Luca Orlando

«A settembre siamo a zero, esattamente come lo scorso anno». Stefano Foschieri sorride, e con ragione. Ci riceve in un container, posto davanti alla facciata scheletrica dell'azienda che guida, la Eurosets, sventrata e inagibile da mesi.

Girando lo sguardo, a pochi passi, della Haemotronic non resta che un cumulo di macerie; lì sotto lo scorso maggio sono morte quattro persone.
Il doppio sisma che ha colpito l'Emilia qui a Mirandola ha picchiato duro, ma il distretto biomedicale si è già rialzato e anche se il 90% delle aziende ha avuto danni, quasi tutti ormai sono ripartiti, molti già al 100% della capacità produttiva. La crescita zero di Eurosets, 130 addetti e 18 milioni di ricavi, significa in realtà aver già recuperato tutto il tempo perso e dunque è un successo, frutto della voglia e della capacità di ripartire, come accaduto per l'intero distretto.

«Abbiamo spostato gli impianti in zona - spiega Foschieri -, dal 13 agosto siamo al 100%, anzi abbiamo assunto dieci interinali per lavorare su doppio turno, anche il sabato, e puntiamo a chiudere l'anno in crescita». Che da queste parti è un'abitudine diffusa, con il distretto capace in 20 anni di svilupparsi e quadruplicare i ricavi a 850 milioni, raddoppiare gli addetti a 4.500, far aumentare le aziende da 80 a 103.

Nato nel 1962 dall'intuizione di Mario Veronesi (si veda altro articolo in pagina) e specializzato inizialmente nei prodotti usa e getta in plastica per dialisi, plasmaferesi e terapie trasfusionali, il distretto è presto diventato oggetto di interesse per le multinazionali, attratte qui dai prodotti innovativi che il territorio riusciva a sfornare, dal patrimonio di competenze che si andava costruendo, dall'importante mercato interno trainato dal settore pubblico.

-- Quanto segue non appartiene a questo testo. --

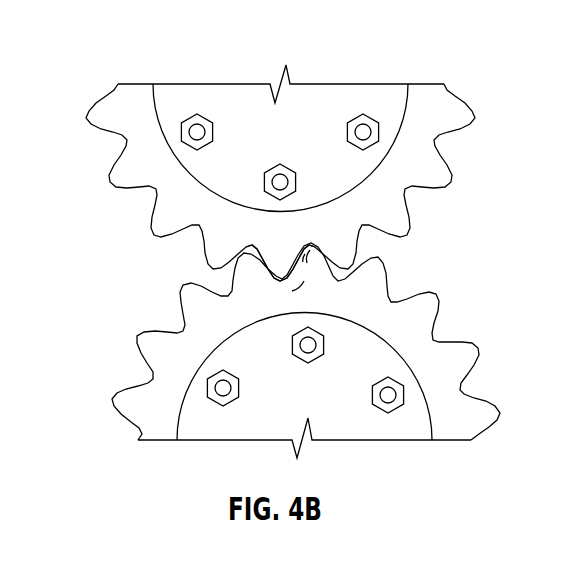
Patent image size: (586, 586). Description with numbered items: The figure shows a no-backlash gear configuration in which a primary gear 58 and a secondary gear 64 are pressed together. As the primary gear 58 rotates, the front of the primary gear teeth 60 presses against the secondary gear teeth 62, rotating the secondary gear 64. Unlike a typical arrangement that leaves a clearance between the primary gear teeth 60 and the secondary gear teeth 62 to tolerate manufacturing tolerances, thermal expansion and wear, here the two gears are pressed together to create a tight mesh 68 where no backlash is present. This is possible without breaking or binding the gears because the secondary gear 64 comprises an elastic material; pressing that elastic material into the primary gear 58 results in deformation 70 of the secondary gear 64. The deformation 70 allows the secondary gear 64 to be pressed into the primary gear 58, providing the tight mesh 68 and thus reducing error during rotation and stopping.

The primary gear 58 is at (200, 103).
The primary gear teeth 60 is at (121, 176).
The secondary gear teeth 62 is at (152, 345).
The secondary gear 64 is at (357, 420).
The tight mesh 68 is at (275, 267).
The deformation 70 is at (314, 288).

Tedeschi, svedesi e americani hanno investito qui a Mirandola sviluppando aziende come Gambro, Bellco (ora passata al fondo Charme), B.Braun, Covidien, Fresenius.

«L'investimento delle multinazionali - spiega Giuliana Gavioli, responsabile di Confindustria Modena per il biomedicale e dirigente B.Braun - è stato determinante per far crescere l'indotto. E questo è un valore importante, perché qui si trova tutto velocemente, spesso nel raggio di pochi chilometri». La tedesca B.Braun, 50 milioni di ricavi con 230 addetti, punta sugli apparati per dialisi e aferesi e anche qui la produzione è già a pieno regime. «Sono trattamenti salva-vita - spiega -, fermarsi un mese significa perdere per sempre il mercato, ci siamo rimboccati le maniche resistendo, abbiamo detto no a un possibile trasferimento temporaneo a Milano, ci siamo fatti trovare fermi e determinati davanti al board tedesco. Così, la discussione se restare o meno dopo il sisma non si è mai neppure aperta».